Our opinions above are subject to (i) the effects of bankruptcy, insolvency, fraudulent conveyance, reorganization, moratorium, and other similar laws relating to or affecting creditor’s rights generally, (ii) general equitable principles (whether considered in a proceeding in equity or at law), (iii) the exercise of judicial discretion in accordance with principles of equity and (v) an implied covenant of good faith and fair dealing.
We are members of the Bar of the State, and we do not express any opinion herein concerning any law other than the law of the State.
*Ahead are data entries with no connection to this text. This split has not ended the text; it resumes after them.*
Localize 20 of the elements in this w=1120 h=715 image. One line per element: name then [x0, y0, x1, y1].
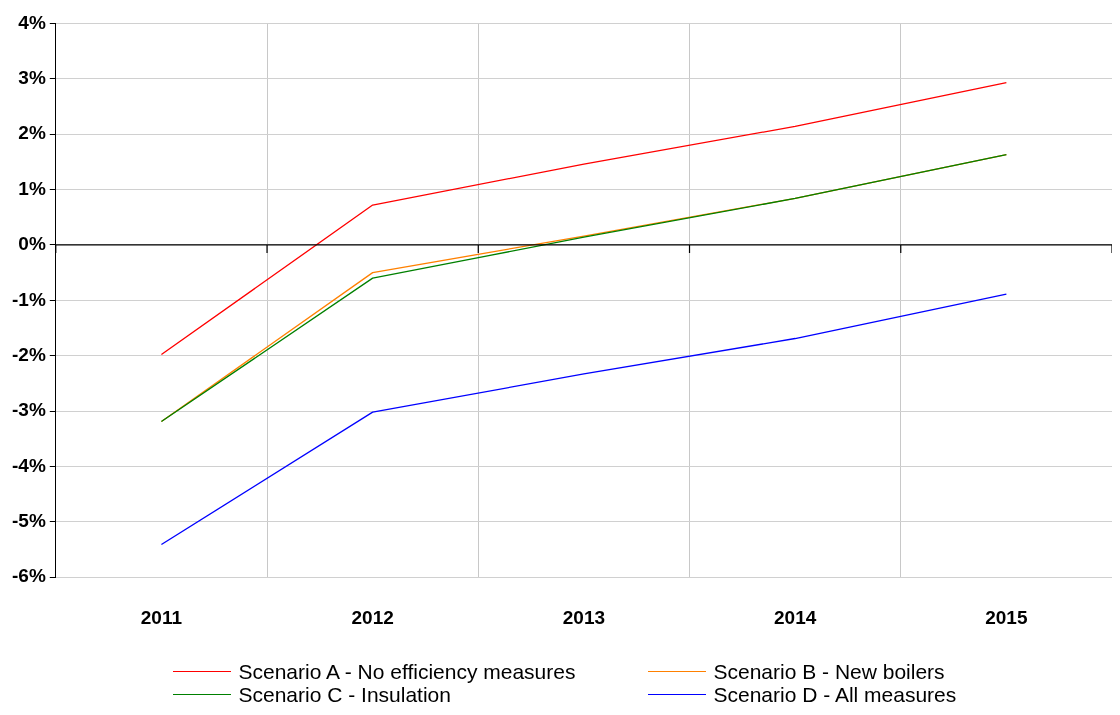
y-tick-label: 3%: [18, 67, 46, 89]
y-tick-label: 1%: [18, 177, 46, 199]
y-tick-label: 4%: [18, 11, 46, 33]
x-tick-label: 2014: [774, 606, 817, 628]
x-tick-label: 2015: [985, 606, 1028, 628]
y-tick-label: 0%: [18, 233, 46, 255]
y-tick-label: -5%: [11, 510, 46, 532]
x-tick-label: 2011: [140, 606, 183, 628]
y-tick-label: -6%: [11, 565, 46, 587]
y-tick-label: 2%: [18, 122, 46, 144]
legend-label: Scenario A - No efficiency measures: [238, 660, 576, 683]
x-tick-label: 2012: [351, 606, 394, 628]
y-tick-label: -1%: [11, 288, 46, 310]
y-tick-label: -2%: [11, 343, 46, 365]
y-tick-label: -4%: [11, 454, 46, 476]
legend-label: Scenario D - All measures: [713, 683, 957, 706]
x-tick-label: 2013: [562, 606, 606, 628]
y-tick-label: -3%: [11, 399, 46, 421]
legend-label: Scenario C - Insulation: [238, 683, 451, 706]
legend-label: Scenario B - New boilers: [713, 660, 945, 683]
This opinion is rendered as of the date of this letter, and we express no opinion as to circumstances or events which may occur subsequent to such date. This opinion is rendered to you in connection with the transactions described above. We hereby consent to any reliance on this opinion letter and the opinions provided herein by the law firm Simpson Thacher & Bartlett LLP in connection with the legal opinion provided by that law firm that is in included as an exhibit to the Registration Statement. Additionally, we hereby consent to the filing of this opinion letter as an exhibit to the Registration Statement and to the reference to our firm under the heading “Legal Matters” in the prospectus contained in the Registration Statement. In giving this consent, we do not hereby admit that we are in the category of persons whose consent is required under Section 7 of the Securities Act of 1933, as amended, or the rules and regulations of the Commission thereunder.